- in Entertainment Interviews , Laleh by Mike
A Conversation with Laleh – HuffPost 10.8.14
Mike Ragogna: Laleh, your new EP Boom contains the song “Some Die Young,” which became a healing anthem after the Oslo terror attacks of 2011. It was a Norwegian #1 release, certiefied platinum 14x and you performed it at the Nobel Peace Concert where you and Bruce Springsteen were the only non-Norwegian artists to perform. It brings a lot of weight and credibility to your debut US EP. What are your memories of that time and those events and since it ties-in to your personal history, catch us up on that as well.
Laleh: It was an honor for me to be a part of a healing process for an entire country, and to be able to do something like that. Even though I wrote the song, they co-created it in a way and gave it a purpose. That’s very inspiring and makes me wanna continue to write songs.
My personal story definitely affects what I write, but I was a very curious child, and always asked a lot of questions. I would ask question after question about life and death. In the end, the answer is always the same, because we will all die eventually. I have a song that might be on the album that’s called “Sway” where I sing:
“What do the trees know,
letting their leaves go,
What do the trees see,
that is beyond me,
sway,
beauty in the fall,
in the loss, autumn leaf, sway.”
MR: Does this experience or success or impact encourage you to creatively continue down “Some Die Young”‘s musical and lyrical path?
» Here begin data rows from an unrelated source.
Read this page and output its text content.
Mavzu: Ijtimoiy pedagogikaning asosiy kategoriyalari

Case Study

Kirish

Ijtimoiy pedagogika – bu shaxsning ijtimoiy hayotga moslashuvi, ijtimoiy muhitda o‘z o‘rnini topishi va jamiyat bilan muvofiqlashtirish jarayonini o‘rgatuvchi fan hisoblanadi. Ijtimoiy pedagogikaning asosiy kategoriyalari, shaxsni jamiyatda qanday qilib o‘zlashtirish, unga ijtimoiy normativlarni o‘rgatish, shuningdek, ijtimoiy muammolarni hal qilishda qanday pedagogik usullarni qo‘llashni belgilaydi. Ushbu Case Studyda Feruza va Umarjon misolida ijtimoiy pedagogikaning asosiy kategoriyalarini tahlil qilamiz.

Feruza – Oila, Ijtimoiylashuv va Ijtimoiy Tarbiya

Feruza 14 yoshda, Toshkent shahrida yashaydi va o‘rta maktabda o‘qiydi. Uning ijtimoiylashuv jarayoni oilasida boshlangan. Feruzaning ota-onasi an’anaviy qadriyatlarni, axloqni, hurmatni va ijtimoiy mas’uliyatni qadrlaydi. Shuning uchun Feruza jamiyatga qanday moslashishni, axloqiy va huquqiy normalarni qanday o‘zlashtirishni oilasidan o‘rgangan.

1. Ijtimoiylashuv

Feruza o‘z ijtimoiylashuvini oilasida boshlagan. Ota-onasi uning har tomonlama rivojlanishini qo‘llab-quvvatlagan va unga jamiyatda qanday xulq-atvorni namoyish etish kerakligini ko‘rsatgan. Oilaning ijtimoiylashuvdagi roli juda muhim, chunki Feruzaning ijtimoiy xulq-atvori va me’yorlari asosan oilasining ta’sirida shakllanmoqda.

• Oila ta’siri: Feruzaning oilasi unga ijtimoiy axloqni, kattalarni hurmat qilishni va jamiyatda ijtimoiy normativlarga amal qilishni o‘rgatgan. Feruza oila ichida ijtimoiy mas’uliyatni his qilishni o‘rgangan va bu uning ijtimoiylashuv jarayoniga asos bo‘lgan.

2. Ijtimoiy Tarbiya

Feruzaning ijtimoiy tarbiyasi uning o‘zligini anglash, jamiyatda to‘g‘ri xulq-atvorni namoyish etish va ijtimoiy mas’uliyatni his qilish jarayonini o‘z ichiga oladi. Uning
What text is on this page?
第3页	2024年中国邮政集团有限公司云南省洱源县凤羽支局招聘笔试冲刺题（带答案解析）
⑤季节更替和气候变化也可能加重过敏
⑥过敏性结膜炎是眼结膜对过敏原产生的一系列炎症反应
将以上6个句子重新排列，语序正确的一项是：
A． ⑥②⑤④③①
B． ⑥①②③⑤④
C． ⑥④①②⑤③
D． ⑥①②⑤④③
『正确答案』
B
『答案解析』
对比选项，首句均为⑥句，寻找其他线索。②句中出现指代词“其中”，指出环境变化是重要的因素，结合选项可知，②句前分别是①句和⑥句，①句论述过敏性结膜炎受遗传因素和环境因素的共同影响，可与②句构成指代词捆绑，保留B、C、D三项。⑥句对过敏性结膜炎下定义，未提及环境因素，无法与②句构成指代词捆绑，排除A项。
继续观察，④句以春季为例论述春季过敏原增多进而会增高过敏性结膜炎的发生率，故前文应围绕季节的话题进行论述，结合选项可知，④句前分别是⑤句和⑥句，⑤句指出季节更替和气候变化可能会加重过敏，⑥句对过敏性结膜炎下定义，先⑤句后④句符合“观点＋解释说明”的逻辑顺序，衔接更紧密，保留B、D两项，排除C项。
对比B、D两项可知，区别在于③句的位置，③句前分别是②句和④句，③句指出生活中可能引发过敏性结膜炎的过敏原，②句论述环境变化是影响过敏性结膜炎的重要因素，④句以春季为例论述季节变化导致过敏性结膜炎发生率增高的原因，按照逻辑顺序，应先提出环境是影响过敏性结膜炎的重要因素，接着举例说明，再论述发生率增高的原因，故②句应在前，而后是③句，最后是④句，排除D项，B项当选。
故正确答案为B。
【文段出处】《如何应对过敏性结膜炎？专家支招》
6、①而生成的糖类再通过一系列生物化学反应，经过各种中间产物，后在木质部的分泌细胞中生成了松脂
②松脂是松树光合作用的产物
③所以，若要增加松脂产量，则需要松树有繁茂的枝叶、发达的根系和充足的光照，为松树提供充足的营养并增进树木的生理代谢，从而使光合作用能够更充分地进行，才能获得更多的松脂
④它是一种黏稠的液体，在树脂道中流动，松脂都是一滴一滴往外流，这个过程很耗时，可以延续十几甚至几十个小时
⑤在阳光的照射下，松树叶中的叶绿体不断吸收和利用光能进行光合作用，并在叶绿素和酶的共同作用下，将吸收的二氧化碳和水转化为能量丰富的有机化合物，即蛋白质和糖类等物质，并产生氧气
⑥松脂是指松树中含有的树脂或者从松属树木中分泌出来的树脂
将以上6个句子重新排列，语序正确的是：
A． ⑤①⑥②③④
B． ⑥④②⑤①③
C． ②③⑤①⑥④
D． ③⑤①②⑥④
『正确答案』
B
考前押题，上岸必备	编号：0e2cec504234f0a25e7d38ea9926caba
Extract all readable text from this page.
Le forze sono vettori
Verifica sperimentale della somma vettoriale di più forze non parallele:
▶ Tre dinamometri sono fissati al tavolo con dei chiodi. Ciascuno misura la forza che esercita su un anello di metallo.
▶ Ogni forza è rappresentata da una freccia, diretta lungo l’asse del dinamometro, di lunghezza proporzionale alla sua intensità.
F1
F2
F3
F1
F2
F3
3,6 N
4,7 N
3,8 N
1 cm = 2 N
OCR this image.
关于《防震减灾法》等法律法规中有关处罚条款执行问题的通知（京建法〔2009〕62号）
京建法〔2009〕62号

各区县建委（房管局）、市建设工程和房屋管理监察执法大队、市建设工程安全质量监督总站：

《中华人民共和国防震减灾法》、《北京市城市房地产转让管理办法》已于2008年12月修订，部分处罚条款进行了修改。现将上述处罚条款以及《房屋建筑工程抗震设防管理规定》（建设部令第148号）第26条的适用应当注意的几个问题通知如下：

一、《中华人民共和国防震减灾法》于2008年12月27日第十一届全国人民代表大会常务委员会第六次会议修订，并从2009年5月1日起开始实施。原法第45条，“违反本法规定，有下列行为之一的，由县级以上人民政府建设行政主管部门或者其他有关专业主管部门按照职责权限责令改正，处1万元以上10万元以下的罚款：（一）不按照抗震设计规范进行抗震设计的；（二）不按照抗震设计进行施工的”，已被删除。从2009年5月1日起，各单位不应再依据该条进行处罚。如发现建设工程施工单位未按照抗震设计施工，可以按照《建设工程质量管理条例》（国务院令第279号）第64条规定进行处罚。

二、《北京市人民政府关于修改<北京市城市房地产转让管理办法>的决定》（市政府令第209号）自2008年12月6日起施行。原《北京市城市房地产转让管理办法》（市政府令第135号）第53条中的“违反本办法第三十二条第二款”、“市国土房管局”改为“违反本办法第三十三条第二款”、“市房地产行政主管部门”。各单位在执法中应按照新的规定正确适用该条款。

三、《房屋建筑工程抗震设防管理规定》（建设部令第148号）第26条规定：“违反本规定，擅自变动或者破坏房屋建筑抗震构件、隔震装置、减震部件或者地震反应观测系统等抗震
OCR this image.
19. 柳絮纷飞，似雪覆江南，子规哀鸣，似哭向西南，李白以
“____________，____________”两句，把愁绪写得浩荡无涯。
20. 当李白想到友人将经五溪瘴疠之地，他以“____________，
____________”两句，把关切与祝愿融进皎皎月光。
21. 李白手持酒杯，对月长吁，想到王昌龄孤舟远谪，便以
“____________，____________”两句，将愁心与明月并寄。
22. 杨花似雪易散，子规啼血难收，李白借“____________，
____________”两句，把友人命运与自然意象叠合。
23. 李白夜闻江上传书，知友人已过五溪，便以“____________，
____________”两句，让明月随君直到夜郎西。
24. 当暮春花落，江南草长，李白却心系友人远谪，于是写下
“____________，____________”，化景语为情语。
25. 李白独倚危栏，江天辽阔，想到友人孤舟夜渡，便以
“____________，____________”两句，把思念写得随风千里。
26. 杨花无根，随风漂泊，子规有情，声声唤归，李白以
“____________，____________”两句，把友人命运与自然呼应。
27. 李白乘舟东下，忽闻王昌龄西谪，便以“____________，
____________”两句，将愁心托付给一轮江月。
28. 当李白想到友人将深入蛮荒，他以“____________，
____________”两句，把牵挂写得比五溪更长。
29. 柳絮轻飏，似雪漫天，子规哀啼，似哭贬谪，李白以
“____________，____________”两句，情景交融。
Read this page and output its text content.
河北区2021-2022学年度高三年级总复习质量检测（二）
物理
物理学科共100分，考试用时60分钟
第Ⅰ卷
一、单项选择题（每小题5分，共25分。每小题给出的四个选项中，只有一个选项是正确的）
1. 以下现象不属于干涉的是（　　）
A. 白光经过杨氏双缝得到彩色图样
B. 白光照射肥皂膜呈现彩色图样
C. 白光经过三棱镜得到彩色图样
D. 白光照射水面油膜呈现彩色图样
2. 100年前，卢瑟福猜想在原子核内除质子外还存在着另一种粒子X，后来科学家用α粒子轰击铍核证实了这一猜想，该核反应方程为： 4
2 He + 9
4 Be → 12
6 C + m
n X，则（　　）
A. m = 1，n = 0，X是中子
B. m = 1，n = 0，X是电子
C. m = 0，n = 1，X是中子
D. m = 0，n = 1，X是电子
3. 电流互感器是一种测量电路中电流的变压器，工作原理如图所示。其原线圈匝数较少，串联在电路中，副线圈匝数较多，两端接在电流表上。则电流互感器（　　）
L: Ever since I started writing songs, I’ve been writing about life and death and the big issues that I normally don’t talk about with other people. I mean, there aren’t many situations in life where you can have those conversations with people, it’s much easier to write songs about it.
MR: What has the whole experience left you or taught you?
L: I wrote this song when I was sitting alone at home. I never thought so many people would relate to it. The only way to know if a song is worth finishing is if it makes me cry or really feels like an out of body experience. I wanna write songs that are bigger than me, that are larger-than-life and make it all worthwhile.
MR: Laleh, go over the rest of the EP, its topics and perhaps its creative process?
L: The EP starts with my song “Colors” where I sing “I had a talk with the shadow and the light fighting for me. They said put your tricks aside and for once believe. How can I, I dont know how to.” And then there’s a choir that sings to me while I’m stuck in the light and in darkness saying, “Just because it’s black in the dark doesn’t mean there is no color, colors colors!” And then colors take over the song. So in the chorus, I wake up and realize everything’s not just black and white.
Then we have “Boom” and some of the lyrics are, “Stand by me, we leave the dirt in the earth to bloom. Tell the morning we’ll be there soon. Before you go, let your heart go Boom.” I just did a lyric video for it where I filmed people on the street looking directly into the camera, with deep feeling. I feel we are all rushing through life and in this song I suggest, “Before you go, let your heart go Boom.”
The third song on my EP is “Some Die Young” where I balance the title with “You better hold on. so many things I need to say to you. Please don’t let me go. We said we would die together.” It’s that feeling you have with a best friend saying, lets hold on to this life, let’s live forever together, hold on, survive.
The next song is “Stars Align,” where I ask myself, God and the stars if they will align. And later on in the song I sing, “This world is in mad hands, the world that I’m so much apart of. It’s a beauty when the streets are wet, there’s a sense of hope and change to it…and I love it how the moon shines, but will our stars align?”
In the final song “Elephant,” I sing that I was born in the desert, and “I can hear the children play with the guards of the jail. I’m thinking of a new name that I can give my self, one day I’ll be myself, one day I’ll be my own.” I also sing about hitting the devil on the nose and that me and my sisters will “rise up like an elephant from the mud, in your care free sleep we will break free.”
MR: By titling your EP Boom, are you hoping for it have a strong impact?
L: I feel my heart go “boom” with the release of this album, but the main reason is that one of my songs on the EP is called “Boom.”
MR: Who were your musical influences and do you feel your moving country to country possibly have introduced you to musics you might not otherwise have been exposed to?
L: I’m not sure… It’s always difficult to know who and why we are who we are, or who I would have been without the kind of experiences I’ve had in my life–that’s a philosophical question. My best guess though, would be yes, I’m definitely influenced by my past. But it’s also important to me that my music and my art are not overshadowed by my story. I always try to remember that I have the power over how I tell my story today.
MR: Given your unique experiences to this point, your perspective will no doubt be unique or even powerful. What advice do you have for new artists?
L: Do the things that really matter to you and those that really make your life meaningful–that will be your path for success. Nowadays, success is not always what we expect, which is also important to remember.
MR: What are you hoping to achieve in the next couple of years?
L: I’m hoping my music will reach everyone out there that’s ready for me. I’m hoping to have the kind of success an uncompromising artist is able have in this world, and I’m hoping for more happiness and to see new things.